「札幌市時計台」はがっかり名所ではない!日本最古の時計塔の魅力とは?

札幌市民憲章は「わたしたちは、時計台の鐘が鳴る札幌の市民です」という一文で始まります。ときにがっかり名所と言われる時計台ですが、札幌のシンボルである札幌市時計台の展示内容や写真撮影スポット、歴史や魅力について「がっかりなんて言わせない!」と力強くご紹介します。

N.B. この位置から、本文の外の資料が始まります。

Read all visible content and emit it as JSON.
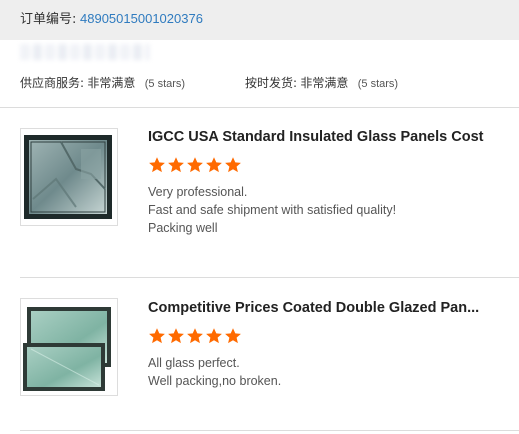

「札幌市時計台」はがっかり名所ではない!日本最古の時計塔の魅力とは?のイメージ

目次

  1. 1「札幌市時計台」とは
  2. 2「札幌市時計台」は街のシンボル!
  3. 3「札幌市時計台」の館内や保管技術
  4. 4「札幌市時計台」の撮影スポットやお土産
  5. 5「札幌市時計台」の詳細情報や駐車場
  6. 6「札幌市時計台」はがっかり名所ではなかった!

「札幌市時計台」とは

「北海道といえば札幌、札幌といえば時計台」と多くの人が思い浮かべる観光スポットがこの札幌市時計台ではないでしょうか。そこで「時計台の正式名称は?」「高さはなんメートル?」「中はどうなってるの?」といった意外に知られていない時計台の魅力をお伝えします。

現存する日本最古の時計塔

世界の時計塔ロンドンのエリザベス・タワー(旧名ビッグ・ベン)に遅れること22年。1881年8月、遠く離れた日本の北の大地でこの時計台が時を刻み始めました。日本に現存する最古の時計塔というだけではなく、約140年以上経った現在でも元気に動き続けている姿を一目見ようと、毎日多くの観光客が国内外から訪れています。

がっかり名所と言われている?

札幌市時計台が「がっかり名所」と呼ばれている理由は、どうやらその立地にあるようです。周囲を道路と高いビルに囲まれ、多くのビジネスマンが速足に通り過ぎて行く。そんな場所に時計台があります。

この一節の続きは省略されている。